A medida foi anunciada diante da continuidade dos bloqueios em estradas e manifestações que têm afetado o abastecimento de alimentos, combustíveis e medicamentos em diversas regiões do país. Embora o governo tenha alcançado um entendimento com a Central Operária Boliviana (COB), grupos rurais e movimentos ligados ao ex-presidente Evo Morales permaneceram mobilizados e mantiveram os protestos.
Com o estado de emergência, o governo passa a ter respaldo para ampliar a atuação das forças de segurança e das Forças Armadas na desobstrução de rodovias e na retomada da circulação de mercadorias. Segundo o presidente, a medida tem como objetivo restabelecer a normalidade e garantir o funcionamento dos serviços essenciais.

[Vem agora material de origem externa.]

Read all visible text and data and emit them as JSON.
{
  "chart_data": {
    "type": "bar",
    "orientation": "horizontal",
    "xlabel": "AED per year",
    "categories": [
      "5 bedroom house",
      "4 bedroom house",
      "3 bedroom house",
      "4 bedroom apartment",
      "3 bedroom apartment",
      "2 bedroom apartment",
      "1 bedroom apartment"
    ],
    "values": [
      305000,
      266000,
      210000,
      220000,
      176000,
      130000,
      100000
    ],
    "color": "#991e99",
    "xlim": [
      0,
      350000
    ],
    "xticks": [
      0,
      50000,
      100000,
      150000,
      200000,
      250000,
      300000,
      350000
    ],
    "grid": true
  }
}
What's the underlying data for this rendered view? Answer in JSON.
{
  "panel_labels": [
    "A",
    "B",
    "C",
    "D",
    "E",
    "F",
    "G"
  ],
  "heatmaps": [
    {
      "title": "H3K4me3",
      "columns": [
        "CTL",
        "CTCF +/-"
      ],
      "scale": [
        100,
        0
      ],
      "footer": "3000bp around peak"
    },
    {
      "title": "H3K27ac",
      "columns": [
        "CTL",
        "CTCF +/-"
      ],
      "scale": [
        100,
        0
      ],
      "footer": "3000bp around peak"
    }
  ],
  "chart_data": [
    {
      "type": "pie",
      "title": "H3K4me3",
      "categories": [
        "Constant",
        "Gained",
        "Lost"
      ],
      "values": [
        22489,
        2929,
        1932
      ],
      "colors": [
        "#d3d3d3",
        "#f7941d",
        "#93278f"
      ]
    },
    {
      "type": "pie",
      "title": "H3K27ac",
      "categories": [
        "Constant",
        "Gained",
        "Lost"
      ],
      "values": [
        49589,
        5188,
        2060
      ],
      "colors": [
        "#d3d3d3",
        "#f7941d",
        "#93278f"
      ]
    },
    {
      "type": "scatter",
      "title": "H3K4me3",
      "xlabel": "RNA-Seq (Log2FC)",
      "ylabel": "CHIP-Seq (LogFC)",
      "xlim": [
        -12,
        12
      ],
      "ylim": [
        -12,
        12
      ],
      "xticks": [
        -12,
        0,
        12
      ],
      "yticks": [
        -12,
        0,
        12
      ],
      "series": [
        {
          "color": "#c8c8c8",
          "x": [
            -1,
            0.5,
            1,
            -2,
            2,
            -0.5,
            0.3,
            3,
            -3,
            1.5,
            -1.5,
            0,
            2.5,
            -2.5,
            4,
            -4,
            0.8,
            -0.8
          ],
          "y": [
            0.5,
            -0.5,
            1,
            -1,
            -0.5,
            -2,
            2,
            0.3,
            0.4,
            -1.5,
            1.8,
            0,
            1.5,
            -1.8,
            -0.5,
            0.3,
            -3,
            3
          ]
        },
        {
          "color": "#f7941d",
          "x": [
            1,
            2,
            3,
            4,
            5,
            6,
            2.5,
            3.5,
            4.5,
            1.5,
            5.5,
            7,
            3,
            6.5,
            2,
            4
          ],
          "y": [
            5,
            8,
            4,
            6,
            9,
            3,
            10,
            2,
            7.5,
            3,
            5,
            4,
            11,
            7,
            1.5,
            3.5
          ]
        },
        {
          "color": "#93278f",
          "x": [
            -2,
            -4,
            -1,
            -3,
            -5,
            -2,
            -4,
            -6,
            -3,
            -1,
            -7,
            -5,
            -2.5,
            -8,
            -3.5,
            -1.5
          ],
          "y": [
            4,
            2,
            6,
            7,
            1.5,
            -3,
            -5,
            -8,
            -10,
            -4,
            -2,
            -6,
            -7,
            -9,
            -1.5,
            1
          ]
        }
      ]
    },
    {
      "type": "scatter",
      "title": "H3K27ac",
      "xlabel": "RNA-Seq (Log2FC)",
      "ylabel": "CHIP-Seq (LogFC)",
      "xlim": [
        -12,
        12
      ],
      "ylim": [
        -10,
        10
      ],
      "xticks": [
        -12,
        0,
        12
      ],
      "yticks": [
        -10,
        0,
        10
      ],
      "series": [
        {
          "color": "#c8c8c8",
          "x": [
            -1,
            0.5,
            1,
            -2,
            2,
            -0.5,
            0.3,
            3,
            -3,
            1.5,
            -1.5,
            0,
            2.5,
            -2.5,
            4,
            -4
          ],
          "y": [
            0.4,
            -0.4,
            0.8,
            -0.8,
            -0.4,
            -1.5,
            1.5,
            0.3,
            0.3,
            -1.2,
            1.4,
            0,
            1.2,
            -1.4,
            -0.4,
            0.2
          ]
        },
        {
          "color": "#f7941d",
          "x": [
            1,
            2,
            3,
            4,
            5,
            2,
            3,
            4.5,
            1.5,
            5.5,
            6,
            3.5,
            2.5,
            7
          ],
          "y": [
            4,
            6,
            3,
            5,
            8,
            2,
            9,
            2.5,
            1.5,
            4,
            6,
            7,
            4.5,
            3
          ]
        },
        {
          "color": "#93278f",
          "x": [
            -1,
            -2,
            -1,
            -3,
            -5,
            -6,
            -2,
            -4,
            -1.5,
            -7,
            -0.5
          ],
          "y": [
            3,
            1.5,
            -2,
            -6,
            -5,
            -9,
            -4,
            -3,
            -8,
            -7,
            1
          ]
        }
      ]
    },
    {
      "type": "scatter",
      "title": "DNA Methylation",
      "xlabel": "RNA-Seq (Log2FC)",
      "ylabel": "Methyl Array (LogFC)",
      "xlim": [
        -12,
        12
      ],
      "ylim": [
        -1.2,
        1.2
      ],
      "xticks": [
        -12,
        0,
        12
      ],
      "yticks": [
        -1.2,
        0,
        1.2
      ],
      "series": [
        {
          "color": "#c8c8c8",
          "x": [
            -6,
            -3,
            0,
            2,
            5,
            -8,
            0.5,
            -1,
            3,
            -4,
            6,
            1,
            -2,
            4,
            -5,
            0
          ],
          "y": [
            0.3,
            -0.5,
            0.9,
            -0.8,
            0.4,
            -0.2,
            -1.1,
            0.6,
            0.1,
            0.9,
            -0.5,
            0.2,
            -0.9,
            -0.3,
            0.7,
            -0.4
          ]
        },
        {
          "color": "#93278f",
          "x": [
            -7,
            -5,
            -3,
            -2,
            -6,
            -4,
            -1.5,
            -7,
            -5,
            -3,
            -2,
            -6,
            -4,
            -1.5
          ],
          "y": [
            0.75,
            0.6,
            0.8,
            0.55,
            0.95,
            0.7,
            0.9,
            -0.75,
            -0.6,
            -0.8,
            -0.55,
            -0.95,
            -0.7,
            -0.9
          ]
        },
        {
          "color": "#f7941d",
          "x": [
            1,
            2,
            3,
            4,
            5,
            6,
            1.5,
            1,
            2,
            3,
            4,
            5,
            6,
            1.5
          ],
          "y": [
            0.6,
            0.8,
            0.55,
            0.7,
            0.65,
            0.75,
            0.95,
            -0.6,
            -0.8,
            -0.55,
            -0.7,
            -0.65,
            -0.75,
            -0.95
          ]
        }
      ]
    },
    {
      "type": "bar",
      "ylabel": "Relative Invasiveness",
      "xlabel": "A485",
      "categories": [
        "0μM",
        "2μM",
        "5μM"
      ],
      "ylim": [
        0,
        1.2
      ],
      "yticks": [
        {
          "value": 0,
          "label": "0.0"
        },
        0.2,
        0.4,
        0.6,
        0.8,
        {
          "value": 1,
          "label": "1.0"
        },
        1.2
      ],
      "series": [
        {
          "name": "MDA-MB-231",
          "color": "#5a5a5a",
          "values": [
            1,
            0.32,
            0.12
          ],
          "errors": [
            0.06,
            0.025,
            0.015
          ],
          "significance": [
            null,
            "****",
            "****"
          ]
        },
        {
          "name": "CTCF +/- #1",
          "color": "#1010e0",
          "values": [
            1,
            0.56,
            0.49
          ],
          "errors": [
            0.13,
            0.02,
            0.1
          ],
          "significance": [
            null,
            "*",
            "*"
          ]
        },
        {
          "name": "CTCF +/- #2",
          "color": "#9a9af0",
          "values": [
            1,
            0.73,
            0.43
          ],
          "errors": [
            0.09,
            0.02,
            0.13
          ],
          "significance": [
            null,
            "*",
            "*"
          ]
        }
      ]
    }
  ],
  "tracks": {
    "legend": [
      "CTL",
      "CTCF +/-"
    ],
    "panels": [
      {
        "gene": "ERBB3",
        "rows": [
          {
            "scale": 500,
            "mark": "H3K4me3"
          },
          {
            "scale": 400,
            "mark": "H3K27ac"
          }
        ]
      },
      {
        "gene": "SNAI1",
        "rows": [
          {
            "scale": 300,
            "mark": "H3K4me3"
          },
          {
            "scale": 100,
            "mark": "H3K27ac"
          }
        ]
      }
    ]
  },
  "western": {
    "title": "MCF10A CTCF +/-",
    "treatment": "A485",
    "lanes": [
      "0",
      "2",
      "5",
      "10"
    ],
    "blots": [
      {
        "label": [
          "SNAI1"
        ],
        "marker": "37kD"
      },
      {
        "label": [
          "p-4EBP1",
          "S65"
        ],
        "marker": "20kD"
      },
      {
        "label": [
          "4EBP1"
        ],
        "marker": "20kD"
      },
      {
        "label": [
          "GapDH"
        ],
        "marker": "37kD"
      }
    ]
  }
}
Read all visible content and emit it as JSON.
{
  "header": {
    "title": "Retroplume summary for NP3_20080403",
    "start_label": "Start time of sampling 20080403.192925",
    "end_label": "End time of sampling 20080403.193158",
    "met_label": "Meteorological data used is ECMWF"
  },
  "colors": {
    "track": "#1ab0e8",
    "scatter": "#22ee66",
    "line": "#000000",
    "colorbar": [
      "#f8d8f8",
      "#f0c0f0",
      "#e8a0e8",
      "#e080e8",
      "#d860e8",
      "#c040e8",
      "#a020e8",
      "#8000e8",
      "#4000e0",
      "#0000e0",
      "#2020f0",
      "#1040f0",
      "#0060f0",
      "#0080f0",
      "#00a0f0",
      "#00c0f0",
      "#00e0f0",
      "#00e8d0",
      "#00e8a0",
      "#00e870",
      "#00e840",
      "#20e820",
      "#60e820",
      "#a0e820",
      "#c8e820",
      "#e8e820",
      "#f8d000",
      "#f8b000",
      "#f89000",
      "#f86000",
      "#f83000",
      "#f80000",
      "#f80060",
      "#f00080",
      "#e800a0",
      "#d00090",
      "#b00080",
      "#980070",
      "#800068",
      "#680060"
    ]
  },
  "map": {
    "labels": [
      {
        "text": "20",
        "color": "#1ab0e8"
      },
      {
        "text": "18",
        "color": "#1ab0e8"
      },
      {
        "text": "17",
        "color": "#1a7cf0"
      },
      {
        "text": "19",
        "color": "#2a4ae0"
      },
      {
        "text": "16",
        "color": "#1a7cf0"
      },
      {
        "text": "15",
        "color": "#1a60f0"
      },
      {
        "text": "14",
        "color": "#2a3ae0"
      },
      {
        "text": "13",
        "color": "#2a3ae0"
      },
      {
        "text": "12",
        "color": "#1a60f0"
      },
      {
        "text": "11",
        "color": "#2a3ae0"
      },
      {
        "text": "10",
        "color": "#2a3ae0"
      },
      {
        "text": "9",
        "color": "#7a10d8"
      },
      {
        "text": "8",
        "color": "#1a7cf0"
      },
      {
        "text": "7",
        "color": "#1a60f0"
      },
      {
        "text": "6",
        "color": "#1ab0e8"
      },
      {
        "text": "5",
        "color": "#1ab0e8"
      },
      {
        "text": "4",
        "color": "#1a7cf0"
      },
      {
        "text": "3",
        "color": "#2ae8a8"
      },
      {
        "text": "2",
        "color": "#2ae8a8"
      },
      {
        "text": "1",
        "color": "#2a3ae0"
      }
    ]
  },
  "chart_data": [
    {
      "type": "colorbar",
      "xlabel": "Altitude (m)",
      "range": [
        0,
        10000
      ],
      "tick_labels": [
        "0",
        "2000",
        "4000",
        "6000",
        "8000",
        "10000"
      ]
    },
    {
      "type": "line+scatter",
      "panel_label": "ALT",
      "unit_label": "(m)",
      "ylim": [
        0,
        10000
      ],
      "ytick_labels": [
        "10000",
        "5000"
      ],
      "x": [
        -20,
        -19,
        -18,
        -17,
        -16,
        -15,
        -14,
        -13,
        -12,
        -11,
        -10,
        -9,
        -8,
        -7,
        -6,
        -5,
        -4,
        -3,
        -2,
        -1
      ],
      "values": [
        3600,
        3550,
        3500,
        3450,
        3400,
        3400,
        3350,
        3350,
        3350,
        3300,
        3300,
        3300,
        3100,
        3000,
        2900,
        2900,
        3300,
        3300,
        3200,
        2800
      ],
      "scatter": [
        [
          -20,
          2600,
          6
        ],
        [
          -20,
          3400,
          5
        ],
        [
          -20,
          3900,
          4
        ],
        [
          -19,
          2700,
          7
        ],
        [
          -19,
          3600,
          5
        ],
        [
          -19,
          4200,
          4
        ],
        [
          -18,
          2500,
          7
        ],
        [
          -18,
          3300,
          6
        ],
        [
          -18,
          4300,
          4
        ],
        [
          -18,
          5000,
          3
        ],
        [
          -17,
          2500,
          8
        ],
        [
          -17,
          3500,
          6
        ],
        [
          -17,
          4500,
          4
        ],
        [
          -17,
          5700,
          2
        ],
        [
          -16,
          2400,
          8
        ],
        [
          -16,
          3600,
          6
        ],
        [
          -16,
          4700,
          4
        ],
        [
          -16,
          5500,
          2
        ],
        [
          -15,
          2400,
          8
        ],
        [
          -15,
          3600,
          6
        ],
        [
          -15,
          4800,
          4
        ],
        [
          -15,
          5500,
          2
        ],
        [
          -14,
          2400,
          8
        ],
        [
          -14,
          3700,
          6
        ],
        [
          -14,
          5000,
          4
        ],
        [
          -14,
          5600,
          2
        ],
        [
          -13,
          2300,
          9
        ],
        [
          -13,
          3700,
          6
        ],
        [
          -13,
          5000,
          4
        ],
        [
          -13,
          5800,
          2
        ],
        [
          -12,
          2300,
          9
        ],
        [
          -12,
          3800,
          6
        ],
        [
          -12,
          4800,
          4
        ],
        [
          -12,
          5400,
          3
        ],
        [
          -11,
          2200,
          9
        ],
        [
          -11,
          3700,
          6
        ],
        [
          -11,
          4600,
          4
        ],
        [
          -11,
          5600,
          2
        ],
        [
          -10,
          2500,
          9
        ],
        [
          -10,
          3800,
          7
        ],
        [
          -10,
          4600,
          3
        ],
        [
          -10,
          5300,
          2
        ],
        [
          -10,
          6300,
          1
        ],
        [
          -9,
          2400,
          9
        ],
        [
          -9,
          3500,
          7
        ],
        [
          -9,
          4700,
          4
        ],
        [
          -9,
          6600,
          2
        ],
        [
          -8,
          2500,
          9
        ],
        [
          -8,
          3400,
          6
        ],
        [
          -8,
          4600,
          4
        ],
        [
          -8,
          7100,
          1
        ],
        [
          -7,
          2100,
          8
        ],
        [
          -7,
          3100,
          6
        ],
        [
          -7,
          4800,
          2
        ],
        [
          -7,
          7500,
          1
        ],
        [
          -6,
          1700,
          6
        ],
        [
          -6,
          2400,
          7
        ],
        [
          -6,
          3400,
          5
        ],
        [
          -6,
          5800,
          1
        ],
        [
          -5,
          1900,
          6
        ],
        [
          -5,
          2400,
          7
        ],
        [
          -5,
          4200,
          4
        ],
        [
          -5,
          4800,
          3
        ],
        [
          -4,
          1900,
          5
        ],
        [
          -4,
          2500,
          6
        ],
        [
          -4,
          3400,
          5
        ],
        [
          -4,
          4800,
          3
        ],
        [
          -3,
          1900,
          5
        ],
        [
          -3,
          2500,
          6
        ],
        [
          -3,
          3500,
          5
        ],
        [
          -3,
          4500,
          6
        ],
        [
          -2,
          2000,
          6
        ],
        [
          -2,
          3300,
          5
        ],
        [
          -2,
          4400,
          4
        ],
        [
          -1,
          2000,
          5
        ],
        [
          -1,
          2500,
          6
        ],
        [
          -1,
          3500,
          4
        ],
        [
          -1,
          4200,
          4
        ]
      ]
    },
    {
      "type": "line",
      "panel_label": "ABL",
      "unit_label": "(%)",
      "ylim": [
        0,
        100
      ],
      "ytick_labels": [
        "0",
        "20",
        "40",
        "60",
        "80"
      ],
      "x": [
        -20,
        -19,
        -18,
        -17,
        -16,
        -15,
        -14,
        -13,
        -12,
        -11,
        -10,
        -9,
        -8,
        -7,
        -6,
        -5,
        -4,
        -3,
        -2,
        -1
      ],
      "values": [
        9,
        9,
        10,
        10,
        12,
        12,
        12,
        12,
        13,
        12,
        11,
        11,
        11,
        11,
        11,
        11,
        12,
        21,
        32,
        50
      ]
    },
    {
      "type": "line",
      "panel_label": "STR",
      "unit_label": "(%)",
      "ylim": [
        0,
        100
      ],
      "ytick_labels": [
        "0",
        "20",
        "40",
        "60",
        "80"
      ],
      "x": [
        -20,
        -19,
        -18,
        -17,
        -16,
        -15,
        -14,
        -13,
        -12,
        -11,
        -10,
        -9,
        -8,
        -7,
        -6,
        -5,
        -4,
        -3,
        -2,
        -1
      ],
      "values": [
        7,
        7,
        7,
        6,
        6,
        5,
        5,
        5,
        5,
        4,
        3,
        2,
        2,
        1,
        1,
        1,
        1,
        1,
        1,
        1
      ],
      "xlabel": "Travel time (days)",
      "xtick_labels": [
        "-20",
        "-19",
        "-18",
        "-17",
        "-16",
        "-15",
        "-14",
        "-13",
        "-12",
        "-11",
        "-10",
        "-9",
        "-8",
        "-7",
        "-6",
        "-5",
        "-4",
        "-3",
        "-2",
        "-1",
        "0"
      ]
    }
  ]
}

A crise teve início após medidas econômicas adotadas pelo governo para enfrentar dificuldades fiscais e a alta do custo de vida. Desde então, as manifestações cresceram e passaram a incluir reivindicações salariais, críticas à política econômica e pedidos de renúncia do presidente.
Analistas avaliam que, apesar do acordo firmado com parte dos trabalhadores, a permanência dos bloqueios demonstra que a instabilidade política e social ainda está longe de uma solução definitiva. A expectativa agora é sobre os próximos passos do governo e a reação dos grupos que seguem nas ruas.